Les associés d’une SCI sont indéfiniment responsables des dettes de la structure. Dans le cas où la société ne dispose pas de suffisamment de fonds pour s’acquitter des dettes, les associés sont sollicités pour participer en versant de l’argent sur le compte de la structure. Cela concerne aussi bien les SCI soumis à l’IS ou à l’IR.

À noter : chaque associé des biens et des paiements à réaliser en fonction de leur quote-part dans le capital social. En effet, un associé ne peut être solidaire des autres pour le recouvrement des dettes de la SCI.

La fiscalité de la SCI

Par défaut, la SCI est soumise à l’impôt sur le revenu. Dans ce cas, chaque associé est imposé individuellement au titre des revenus fonciers proportionnellement à leur pourcentage dans le capital social de la société. N’étant pas imposée, en soi, la SCI n’est pas tenue de présenter un compte annuel.

À noter : l’imposition à l’IR est particulièrement avantageuse dans le cas où les associés sont des particuliers eux-mêmes assujettis à l’IR. Les résultats de la société doivent être déclarés par les associés dans la catégorie des revenus fonciers correspondante.

Il est toutefois possible d’opter pour une imposition à l’IS suivant un barème défini par la loi. Dans ce cas, la société s’acquitte de l’impôt. Calculés après le paiement des impôts, les bénéfices peuvent être distribués aux associés. Dans ce cas, chaque associé doit s’acquitter des impôts en tant que revenus de capitaux immobiliers.

À noter : le choix de l’IS est irrévocable. Il faut aussi savoir que la SCI peut être soumise ou non à la TVA.

 

SCI : pourquoi choisir ce statut juridique ?

La constitution d’une SCI peut permettre de bénéficier de divers avantages concernant notamment la succession et la fiscalité de la société.

Flexibilité en matière de gestion

Les conditions de gestion de la SCI peuvent être librement définies par les associés. Cela concerne notamment les conditions de nomination et de révocation du gérant. Par ailleurs, cette flexibilité porte aussi sur la définition des règles d’adoption des décisions de la SCI ou encore des pouvoirs du gérant.

Éviter les contraintes de l’indivision

Lors du décès d’une personne propriétaire de biens immobiliers, des désaccords peuvent survenir entre les héritiers, propriétaires indivis, impactant sur la gestion desdits biens. Par ailleurs, ces différends peuvent aboutir à des blocages préjudiciables.

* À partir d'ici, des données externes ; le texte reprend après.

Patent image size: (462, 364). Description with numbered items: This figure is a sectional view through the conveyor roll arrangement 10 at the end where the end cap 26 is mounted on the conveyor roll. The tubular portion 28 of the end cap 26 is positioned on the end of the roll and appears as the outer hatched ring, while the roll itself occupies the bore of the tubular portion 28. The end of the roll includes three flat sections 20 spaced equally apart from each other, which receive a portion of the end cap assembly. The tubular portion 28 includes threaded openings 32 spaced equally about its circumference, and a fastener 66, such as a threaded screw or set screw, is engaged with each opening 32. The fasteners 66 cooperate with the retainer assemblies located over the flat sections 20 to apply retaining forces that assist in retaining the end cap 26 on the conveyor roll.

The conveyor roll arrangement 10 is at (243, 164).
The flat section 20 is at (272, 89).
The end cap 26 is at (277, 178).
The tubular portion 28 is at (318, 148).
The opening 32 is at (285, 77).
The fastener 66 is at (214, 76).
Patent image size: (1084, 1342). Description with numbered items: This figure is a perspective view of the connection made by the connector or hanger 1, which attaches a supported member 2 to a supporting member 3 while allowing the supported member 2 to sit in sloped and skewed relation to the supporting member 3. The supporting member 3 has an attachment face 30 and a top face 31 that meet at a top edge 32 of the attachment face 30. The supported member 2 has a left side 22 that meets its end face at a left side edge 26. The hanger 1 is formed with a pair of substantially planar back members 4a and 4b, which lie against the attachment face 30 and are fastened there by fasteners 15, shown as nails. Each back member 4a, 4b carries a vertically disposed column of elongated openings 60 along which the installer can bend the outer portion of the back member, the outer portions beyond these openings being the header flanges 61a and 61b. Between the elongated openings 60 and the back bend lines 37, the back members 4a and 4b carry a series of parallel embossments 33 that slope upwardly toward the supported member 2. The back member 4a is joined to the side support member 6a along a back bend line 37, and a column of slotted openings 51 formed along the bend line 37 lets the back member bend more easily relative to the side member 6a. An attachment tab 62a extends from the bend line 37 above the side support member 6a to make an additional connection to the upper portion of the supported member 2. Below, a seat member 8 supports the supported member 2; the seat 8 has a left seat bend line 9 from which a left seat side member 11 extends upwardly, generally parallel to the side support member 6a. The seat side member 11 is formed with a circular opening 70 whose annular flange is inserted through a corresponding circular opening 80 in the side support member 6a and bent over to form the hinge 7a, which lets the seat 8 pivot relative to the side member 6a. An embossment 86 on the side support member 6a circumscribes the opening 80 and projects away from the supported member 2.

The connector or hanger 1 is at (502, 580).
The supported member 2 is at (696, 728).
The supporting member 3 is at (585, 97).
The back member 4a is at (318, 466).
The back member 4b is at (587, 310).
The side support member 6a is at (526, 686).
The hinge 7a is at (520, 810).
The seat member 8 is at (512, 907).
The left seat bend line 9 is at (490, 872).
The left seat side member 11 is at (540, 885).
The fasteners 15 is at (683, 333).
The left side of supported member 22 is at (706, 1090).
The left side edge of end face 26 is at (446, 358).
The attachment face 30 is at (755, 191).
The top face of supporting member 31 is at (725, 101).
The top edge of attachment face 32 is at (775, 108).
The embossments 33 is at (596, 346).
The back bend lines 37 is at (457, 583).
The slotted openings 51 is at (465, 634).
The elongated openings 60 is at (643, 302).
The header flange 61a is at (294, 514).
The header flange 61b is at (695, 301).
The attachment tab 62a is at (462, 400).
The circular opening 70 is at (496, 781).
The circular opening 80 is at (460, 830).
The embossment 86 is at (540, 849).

En optant pour une SCI, la gestion des biens est facilitée, car chaque successeur hérite de parts sociales évitant les éventuels contentieux. Ce statut juridique est en effet plus flexible que le régime de l’indivision.

Simplifier la transmission du patrimoine

La SCI, notamment la SCI familiale, constitue un instrument parfait pour effectuer la transmission du patrimoine. Les associés peuvent procéder à une donation successive de leurs parts à leurs héritiers permettant de profiter d’abattements successifs permettant d’être exonérés de droits de donation.

Avantages fiscaux

L’un des principaux intérêts de la SCI concerne sa fiscalité avantageuse. En effet, bien que l’IR soit le régime fiscal par défaut, les sociétés civiles immobilières peuvent opter pour l’IS pouvant se révéler avantageux dans certains cas. Cette liberté de choix permet ainsi aux associés de profiter d’une optimisation fiscale en fonction de leurs besoins.

À noter : l’imposition à l’IS permet la déduction de toutes les charges réelles exposées dans l’intérêt de la structure et les charges d’amortissement. En revanche, l’option à l’IS implique la soumission au régime des plus-values immobilières. En outre, il est possible de créer une SCI sans activité.